Gary Rosenblatt’s “Move Over Millennials” (Between the Lines, March 21) surfaces apparent imbalances in focus as well as new funding in the Jewish “field.” As someone fortunate to be involved in Birthright’s start-up years, it’s truly amazing and encouraging that 350,000 young adult Jews were provided with a unique opportunity to connect/re-connect to their cultural “belonging.” The new mega-funded national initiative, The Alliance, focusing on enhancing the talent pipeline for emerging professionals, is also much needed.
However, it’s hard to disagree with Rosenblatt’s subheading “Neglecting the Boomers” and the novel B3 initiative of David Elcott /Stuart Himmelfarb to re-engage baby boomers in Jewish life. Thousands upon thousands who “retire” each year can be positioned as a new infusion of Jewish resources serving younger Jews and institutions. Prof. Elcott laments on the relative lack of communal interest in these boomers “takes us down a negative path.”
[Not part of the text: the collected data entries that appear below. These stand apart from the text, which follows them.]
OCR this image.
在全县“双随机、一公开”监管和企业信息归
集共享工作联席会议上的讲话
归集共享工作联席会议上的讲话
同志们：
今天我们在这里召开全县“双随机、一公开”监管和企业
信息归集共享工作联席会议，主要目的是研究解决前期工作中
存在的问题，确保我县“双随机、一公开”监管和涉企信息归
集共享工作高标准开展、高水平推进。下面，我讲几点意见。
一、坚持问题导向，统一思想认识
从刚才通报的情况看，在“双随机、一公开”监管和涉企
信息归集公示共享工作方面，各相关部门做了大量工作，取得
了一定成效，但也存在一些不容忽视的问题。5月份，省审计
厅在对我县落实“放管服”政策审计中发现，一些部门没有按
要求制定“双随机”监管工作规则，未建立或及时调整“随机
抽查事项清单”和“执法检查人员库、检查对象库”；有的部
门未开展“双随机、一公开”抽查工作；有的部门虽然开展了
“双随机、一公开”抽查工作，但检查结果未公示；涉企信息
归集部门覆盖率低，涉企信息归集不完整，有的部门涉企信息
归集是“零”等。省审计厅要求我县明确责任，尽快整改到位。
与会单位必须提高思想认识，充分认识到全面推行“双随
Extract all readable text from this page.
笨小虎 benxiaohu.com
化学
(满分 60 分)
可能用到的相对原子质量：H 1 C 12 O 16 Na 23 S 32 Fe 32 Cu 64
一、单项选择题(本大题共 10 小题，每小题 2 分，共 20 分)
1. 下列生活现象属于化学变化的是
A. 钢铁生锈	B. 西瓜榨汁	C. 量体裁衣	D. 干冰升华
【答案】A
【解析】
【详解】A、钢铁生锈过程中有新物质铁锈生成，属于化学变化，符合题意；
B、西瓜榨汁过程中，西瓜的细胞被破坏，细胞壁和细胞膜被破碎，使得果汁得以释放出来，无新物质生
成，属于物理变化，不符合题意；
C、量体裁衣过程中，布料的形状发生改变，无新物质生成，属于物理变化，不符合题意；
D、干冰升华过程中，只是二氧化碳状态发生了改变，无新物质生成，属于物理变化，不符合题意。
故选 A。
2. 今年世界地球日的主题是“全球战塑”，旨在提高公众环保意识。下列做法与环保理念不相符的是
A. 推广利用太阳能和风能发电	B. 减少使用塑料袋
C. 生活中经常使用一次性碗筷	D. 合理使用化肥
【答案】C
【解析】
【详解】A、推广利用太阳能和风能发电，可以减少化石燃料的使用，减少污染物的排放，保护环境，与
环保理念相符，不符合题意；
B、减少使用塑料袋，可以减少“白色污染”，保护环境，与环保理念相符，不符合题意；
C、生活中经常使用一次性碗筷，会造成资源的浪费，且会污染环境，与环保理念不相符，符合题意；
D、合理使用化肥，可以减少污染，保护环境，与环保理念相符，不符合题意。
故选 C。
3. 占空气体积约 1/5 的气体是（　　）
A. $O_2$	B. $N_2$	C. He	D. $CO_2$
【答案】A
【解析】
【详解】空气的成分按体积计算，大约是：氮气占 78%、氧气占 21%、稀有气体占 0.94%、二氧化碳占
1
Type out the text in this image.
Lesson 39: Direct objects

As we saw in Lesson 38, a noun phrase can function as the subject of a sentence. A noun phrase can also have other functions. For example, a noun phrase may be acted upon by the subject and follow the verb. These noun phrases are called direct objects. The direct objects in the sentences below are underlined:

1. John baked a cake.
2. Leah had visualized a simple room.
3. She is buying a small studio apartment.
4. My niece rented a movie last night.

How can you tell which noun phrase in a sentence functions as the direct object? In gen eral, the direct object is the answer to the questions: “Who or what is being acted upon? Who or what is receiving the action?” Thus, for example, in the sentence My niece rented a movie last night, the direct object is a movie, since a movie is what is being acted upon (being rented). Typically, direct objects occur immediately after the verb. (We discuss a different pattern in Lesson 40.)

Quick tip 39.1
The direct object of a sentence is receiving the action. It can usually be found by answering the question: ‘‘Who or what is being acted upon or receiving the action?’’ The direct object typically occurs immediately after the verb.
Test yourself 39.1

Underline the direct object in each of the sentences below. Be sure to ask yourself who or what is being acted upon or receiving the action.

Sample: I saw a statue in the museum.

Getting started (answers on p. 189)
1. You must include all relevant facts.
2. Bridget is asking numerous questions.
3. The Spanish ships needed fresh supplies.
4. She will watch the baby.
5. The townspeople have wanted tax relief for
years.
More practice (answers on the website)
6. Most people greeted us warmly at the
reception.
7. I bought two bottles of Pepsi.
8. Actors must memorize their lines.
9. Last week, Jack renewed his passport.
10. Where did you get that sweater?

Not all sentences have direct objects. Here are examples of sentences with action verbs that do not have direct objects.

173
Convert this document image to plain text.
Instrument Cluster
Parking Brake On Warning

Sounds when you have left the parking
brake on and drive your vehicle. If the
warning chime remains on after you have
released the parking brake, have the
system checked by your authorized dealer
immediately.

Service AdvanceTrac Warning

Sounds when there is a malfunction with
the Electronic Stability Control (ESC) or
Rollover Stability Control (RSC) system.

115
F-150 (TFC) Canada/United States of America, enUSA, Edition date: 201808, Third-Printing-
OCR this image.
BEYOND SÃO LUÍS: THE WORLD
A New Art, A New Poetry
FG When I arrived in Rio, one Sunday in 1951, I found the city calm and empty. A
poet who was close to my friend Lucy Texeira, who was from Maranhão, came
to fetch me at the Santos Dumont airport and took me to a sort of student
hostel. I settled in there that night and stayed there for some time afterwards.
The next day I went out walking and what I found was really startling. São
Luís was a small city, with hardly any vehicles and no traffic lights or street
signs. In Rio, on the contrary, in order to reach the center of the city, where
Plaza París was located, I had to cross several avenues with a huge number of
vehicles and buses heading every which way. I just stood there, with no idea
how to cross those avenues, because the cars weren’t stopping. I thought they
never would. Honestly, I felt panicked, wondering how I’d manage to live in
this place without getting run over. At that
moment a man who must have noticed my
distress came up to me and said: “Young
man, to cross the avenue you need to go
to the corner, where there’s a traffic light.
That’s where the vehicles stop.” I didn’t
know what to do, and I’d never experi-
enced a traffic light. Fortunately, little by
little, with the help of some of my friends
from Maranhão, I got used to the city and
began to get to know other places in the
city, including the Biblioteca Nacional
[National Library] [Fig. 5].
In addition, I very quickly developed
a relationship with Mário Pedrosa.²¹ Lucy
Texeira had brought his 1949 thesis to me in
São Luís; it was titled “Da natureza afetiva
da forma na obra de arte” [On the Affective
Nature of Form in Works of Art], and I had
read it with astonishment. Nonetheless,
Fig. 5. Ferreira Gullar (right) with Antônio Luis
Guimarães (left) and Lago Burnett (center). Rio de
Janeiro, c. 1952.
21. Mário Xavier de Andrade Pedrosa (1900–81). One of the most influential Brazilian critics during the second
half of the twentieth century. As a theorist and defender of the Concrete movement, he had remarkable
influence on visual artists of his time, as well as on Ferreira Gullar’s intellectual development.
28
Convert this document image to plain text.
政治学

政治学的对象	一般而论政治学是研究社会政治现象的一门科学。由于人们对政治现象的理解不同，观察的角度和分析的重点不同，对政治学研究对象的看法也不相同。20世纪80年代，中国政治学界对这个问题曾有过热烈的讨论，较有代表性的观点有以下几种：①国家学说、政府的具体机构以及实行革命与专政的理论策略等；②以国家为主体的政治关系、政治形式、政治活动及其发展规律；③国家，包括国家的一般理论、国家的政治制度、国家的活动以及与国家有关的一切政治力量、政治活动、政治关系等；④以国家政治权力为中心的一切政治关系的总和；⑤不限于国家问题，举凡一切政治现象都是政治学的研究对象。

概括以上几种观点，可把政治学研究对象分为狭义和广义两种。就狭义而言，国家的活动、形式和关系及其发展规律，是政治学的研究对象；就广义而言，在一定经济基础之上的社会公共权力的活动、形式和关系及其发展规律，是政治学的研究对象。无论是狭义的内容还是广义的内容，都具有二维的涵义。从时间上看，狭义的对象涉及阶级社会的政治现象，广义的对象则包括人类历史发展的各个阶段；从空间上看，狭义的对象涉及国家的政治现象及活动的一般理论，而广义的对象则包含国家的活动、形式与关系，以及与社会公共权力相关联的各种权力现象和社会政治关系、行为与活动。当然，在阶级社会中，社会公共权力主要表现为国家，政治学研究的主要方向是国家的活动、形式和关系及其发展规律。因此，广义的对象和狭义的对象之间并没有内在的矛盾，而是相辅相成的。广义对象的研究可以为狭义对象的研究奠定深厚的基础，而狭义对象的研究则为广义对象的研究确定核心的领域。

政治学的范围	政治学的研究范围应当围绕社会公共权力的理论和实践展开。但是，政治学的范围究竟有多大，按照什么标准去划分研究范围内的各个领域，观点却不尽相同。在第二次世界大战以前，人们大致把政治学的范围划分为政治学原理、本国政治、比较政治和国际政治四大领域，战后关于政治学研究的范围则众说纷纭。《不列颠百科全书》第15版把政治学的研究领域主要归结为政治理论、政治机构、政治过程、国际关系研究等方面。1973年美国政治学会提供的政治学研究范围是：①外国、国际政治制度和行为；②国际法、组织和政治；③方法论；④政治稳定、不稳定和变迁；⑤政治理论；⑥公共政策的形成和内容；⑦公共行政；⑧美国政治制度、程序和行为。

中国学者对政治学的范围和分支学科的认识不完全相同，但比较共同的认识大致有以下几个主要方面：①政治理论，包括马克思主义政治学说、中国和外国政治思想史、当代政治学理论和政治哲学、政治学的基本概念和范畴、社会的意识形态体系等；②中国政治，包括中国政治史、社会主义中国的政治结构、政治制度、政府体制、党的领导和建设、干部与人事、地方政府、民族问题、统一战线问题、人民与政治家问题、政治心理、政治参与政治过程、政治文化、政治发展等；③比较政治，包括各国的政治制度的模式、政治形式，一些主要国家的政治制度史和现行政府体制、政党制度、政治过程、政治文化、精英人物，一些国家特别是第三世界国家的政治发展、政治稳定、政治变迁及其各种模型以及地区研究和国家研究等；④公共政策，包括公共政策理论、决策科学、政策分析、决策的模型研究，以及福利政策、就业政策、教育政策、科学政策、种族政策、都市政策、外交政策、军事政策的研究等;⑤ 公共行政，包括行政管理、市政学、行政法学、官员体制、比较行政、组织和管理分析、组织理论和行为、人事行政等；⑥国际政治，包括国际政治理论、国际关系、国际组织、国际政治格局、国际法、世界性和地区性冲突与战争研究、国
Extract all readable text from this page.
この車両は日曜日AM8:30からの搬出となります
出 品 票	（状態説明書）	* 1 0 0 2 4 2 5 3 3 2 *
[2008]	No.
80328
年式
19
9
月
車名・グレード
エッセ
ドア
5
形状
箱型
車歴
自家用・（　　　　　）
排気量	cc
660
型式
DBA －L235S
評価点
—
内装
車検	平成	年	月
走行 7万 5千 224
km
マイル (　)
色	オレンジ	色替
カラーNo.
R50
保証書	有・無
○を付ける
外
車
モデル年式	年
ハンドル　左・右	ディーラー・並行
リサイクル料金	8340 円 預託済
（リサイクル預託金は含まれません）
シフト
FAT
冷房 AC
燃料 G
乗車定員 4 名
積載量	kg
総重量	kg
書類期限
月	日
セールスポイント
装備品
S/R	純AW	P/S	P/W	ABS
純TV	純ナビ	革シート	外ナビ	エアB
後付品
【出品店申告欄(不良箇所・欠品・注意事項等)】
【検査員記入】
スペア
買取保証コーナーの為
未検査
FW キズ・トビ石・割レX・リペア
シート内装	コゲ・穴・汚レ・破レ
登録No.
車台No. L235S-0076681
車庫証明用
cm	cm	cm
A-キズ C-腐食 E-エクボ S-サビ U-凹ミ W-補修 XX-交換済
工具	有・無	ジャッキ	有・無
One subset of Jewish boomers approaching “retirement” age are hundreds upon hundreds of pros who have devoted forty years to increasingly more impactful positions in all Jewish nonprofits- (federations, human services, Day Schools, synagogues, camps, JCCs, etc.). These dedicated, long tenured pros, however, won’t “retire” like their parents. Most have 20+ years of life ahead. And, they seek to contribute in different, yet meaningful ways… after having “selflessly” focused for decades on their constituency’s needs. Do not our Jewish institutions and philanthropies, owe something?
Sadly, the support these good folks merit for smooth transitions from agency life to new lives, often with encore careers, appears quite low on funding agendas. Can funding priorities be better balanced for all generations? First step? Re-calibrate priorities and provide small funding for their transitioning and re-connecting through supporting initiatives such as workshops now available to boomers.